The first of the three main chapters develops a quantitative macroeconomic model that features endogenous bank failure and sovereign default risk. It studies the nexus between sovereign and banking crises, and evaluates the effectiveness of bank capital regulation in addressing it. In the model, bank failure contributes to an increase of sovereign default risk through the government bailout of bank creditors. Meanwhile, holding high-yield risky sovereign bonds may be attractive to banks protected by limited liability. By increasing banks’ failure risk and their funding costs, sovereign exposures hurt bank lending and contribute to further contractions in aggregate economic activity. Capital requirements shape banks’ incentives to invest in sovereign debt. More stringent capital regulation makes banks safer, weakening the sovereign-bank nexus. This comes at the cost of constraining the supply of credit.
The second one analyzes the implications of the shift in accounting standards for banks' loan loss provisioning to an expected credit loss approach, which imply an earlier recognition of credit losses.

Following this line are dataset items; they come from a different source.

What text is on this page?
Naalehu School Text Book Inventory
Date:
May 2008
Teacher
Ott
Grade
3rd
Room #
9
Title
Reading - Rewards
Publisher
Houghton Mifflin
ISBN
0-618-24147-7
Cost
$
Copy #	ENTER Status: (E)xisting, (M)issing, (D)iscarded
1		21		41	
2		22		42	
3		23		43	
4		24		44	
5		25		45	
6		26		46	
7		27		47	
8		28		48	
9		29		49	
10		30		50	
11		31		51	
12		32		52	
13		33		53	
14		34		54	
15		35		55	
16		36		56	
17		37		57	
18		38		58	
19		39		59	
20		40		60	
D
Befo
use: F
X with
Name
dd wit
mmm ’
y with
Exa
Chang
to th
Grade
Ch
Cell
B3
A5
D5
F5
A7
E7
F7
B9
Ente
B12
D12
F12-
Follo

This chapter develops a recursive ratings-migration model to assess the impact of different provisioning approaches. The main finding is that new forward-looking provisions lead to greater responsiveness of bank profits and regulatory equity capital to changes in aggregate conditions, which raises procyclicality concerns.
The third one extends the analysis in the previous chapter by developing a dynamic structural model of banking that captures the endogenous response of bank lending and voluntary equity buffers to changes in provisioning and capital requirements. The main result is that, in spite of the fact that banks react to the more cyclically-sensitive provisioning approaches by holding larger precautionary buffers of equity capital, expected loss provisions have a negative effect on lending, both in terms of the size of its contraction during recessions, as well as in the long term.